Can I use the horizontal T-format instead of the vertical format? Sole proprietors and partnerships can use either. Registered companies cannot — Schedule III mandates the vertical format. Even if you are not a company, vertical format is recommended because it shows gross profit and EBITDA, which are the numbers banks and investors actually look at.
What period should my P&L cover?
The standard Indian financial year is 1 April to 31 March. You can also prepare monthly or quarterly P&Ls for management use. The template supports any date range if your Ledger table includes a Date column and you add a date filter to your SUMIF (use SUMIFS with date criteria).
Is this template free to download? Yes — the Ankeshan P&L template is free to download, no sign-up required.
How Ankeshan helps
Ankeshan's Excel add-in (currently in waitlist) posts ledger entries, auto-builds the trial balance, and generates a Schedule III-compliant P&L and balance sheet with one click — no formula maintenance needed. If you would like early access, join the waitlist at ankeshan.com/waitlist.
Sources and disclaimer
- Companies Act 2013, Schedule III, Part II — Statement of Profit and Loss (MCA Notification, as amended).
- Income Tax Act 1961, Section 32 and Appendix I (depreciation rates).
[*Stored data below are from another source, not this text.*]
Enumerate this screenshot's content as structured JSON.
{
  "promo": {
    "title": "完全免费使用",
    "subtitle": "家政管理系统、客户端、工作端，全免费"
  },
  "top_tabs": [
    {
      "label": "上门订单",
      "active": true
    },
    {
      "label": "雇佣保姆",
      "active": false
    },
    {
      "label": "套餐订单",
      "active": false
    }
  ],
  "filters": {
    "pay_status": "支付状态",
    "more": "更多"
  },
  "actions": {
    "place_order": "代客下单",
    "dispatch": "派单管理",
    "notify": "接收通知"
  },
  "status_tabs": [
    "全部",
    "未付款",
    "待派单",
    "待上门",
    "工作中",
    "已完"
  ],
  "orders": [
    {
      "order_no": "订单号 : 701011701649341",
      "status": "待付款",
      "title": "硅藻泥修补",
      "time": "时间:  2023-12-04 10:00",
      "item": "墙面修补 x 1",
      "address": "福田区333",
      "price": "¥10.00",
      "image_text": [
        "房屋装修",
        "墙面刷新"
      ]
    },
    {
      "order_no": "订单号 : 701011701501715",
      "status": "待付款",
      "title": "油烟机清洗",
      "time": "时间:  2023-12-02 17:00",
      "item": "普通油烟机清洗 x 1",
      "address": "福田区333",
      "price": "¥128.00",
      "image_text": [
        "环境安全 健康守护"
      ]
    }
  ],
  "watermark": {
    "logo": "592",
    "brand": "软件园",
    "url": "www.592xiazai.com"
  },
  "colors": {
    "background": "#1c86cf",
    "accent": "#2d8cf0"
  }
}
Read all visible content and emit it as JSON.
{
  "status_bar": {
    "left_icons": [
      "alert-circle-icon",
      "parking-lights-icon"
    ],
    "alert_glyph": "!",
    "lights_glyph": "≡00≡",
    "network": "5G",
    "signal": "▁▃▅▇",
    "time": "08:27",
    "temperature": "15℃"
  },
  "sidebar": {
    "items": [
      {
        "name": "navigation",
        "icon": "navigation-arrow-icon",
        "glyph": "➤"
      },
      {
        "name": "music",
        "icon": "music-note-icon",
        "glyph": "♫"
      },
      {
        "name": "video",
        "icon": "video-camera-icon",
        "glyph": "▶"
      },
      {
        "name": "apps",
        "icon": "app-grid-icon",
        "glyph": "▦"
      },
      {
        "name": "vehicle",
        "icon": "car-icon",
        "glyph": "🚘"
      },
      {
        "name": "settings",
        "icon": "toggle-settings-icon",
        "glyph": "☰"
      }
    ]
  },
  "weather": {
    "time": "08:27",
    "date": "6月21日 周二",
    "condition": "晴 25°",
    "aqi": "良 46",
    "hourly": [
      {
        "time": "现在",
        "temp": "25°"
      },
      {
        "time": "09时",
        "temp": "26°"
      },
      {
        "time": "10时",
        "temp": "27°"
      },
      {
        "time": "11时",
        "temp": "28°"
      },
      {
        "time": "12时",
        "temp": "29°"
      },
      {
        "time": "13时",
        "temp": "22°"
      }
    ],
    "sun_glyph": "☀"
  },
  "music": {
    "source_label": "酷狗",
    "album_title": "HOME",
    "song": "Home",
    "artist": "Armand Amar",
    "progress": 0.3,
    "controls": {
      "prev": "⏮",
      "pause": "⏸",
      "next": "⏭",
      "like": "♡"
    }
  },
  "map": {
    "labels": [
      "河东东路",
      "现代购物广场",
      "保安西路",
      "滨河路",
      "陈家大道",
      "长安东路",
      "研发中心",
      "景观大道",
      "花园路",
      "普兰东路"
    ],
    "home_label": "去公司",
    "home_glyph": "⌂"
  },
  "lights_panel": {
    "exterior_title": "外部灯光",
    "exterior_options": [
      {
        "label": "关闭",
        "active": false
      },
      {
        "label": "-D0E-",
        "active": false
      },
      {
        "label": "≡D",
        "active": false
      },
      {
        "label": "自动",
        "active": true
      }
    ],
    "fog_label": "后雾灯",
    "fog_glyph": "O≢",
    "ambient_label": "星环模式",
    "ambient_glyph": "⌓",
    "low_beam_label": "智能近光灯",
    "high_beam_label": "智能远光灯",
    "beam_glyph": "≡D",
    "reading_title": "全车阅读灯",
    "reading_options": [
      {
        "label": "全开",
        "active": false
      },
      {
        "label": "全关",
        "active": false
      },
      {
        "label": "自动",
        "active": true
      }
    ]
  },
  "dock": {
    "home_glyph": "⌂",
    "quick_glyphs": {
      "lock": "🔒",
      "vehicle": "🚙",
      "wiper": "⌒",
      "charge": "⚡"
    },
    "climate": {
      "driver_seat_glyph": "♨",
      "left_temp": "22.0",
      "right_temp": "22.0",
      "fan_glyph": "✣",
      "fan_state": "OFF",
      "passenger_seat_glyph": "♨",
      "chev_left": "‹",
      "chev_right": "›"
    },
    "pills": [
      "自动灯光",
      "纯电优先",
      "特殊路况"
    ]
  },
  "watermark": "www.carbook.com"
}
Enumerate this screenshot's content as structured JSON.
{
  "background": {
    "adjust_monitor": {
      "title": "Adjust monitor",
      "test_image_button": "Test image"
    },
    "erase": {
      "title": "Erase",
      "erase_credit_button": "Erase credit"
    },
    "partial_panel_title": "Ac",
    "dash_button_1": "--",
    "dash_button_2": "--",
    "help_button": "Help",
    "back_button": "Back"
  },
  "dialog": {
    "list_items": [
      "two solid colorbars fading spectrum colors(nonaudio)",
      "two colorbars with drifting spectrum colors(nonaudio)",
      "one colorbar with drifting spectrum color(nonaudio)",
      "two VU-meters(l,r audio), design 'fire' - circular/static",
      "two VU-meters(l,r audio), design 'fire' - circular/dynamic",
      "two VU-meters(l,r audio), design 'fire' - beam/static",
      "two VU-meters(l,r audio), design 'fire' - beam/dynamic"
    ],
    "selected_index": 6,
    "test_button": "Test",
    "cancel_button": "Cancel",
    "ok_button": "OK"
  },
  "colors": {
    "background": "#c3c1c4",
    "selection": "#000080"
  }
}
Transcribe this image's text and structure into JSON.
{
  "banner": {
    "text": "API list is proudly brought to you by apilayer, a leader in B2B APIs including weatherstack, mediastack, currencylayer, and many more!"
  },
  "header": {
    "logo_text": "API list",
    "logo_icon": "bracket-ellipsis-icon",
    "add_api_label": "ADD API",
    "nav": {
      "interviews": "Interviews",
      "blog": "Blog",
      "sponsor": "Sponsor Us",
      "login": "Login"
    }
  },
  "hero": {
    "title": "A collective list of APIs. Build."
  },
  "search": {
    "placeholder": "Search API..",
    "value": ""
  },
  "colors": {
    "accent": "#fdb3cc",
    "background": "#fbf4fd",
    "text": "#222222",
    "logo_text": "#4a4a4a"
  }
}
- GST Council meeting decisions, September 2025 (slab restructuring).
- ICAI Guidance Note on Schedule III (2022 edition).
Disclaimer: This article is for general information only and does not constitute legal, tax, or accounting advice. Confirm current figures against the latest MCA, IT Act, or GST Council notifications before use. Consult a qualified CA for entity-specific guidance.